The duration of shoppers' time in Browse Wrld's new retail outlets is normally distributed with a mean of 27.8 minutes and a standard deviation of 11.4 minutes. How long must a visit be to put a shopper in the longest 10 percent

Answer 1

Answer:

A visit must be of at least 42.39 minutes to put a shopper in the longest 10 percent.

Step-by-step explanation:

Normal Probability Distribution

Problems of normal distributions can be solved using the z-score formula.

In a set with mean $\mu$ and standard deviation $\sigma$, the z-score of a measure X is given by:

$Z = \frac{X - \mu}{\sigma}$

The Z-score measures how many standard deviations the measure is from the mean. After finding the Z-score, we look at the z-score table and find the p-value associated with this z-score. This p-value is the probability that the value of the measure is smaller than X, that is, the percentile of X. Subtracting 1 by the p-value, we get the probability that the value of the measure is greater than X.

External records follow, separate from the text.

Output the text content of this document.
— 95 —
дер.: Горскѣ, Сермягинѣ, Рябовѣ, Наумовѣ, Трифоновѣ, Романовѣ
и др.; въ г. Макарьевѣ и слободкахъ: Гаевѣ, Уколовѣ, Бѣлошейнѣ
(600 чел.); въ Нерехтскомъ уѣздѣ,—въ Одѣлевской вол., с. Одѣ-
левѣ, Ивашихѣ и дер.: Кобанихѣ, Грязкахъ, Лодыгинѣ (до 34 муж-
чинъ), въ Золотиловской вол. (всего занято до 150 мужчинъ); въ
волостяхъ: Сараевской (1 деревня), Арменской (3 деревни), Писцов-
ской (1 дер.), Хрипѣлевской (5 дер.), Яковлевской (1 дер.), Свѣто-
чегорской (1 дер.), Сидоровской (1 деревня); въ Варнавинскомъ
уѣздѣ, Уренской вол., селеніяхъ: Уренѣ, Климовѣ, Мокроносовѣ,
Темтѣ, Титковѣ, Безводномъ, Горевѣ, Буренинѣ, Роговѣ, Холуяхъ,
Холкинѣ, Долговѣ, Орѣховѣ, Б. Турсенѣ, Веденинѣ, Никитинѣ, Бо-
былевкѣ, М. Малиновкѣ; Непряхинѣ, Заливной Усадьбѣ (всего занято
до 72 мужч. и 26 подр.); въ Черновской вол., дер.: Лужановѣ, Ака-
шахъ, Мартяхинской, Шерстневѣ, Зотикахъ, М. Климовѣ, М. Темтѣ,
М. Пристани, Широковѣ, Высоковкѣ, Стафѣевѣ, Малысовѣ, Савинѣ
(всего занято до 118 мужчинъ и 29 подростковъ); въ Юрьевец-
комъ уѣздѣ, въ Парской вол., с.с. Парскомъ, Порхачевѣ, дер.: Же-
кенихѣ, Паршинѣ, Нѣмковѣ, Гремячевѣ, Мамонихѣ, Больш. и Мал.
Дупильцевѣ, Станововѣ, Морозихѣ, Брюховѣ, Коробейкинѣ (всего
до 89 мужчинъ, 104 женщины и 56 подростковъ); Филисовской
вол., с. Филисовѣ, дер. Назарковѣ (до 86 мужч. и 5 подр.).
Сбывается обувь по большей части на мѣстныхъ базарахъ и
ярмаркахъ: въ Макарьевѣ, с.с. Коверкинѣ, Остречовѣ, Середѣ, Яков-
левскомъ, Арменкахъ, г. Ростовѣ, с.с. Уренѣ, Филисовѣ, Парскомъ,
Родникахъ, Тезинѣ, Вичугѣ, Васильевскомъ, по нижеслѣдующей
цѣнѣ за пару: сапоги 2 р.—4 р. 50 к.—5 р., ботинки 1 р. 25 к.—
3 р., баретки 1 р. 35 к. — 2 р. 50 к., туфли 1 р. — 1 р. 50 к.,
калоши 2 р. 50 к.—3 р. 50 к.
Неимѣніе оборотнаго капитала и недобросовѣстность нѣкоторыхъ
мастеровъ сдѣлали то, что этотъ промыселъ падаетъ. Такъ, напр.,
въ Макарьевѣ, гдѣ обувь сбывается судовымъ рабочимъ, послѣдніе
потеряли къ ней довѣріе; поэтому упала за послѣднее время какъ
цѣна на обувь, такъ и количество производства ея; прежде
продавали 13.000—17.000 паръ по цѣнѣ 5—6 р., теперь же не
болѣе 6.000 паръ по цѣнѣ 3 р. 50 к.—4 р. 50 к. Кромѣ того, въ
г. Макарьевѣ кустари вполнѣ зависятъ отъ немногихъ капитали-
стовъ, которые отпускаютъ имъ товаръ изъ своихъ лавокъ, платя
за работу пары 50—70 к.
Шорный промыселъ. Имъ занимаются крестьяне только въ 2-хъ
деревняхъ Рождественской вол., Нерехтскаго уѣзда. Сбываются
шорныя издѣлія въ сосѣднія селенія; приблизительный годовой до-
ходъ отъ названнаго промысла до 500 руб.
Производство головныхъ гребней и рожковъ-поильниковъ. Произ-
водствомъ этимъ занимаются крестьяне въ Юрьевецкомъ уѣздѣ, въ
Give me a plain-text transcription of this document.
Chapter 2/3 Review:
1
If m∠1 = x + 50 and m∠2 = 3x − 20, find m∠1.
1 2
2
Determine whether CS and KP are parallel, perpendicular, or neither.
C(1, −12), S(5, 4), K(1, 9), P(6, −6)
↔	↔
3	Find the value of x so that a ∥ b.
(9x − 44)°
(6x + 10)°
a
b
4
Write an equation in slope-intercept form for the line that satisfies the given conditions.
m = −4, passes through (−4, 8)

Mean of 27.8 minutes and a standard deviation of 11.4 minutes.

This means that $\mu = 27.8, \sigma = 11.4$

How long must a visit be to put a shopper in the longest 10 percent?

The 100 - 10 = 90th percentile, which is X when Z has a p-value of 0.9, so X when Z = 1.28.

$Z = \frac{X - \mu}{\sigma}$

$1.28 = \frac{X - 27.8}{11.4}$

$X - 27.8 = 1.28*11.4$

$X = 42.39$

A visit must be of at least 42.39 minutes to put a shopper in the longest 10 percent.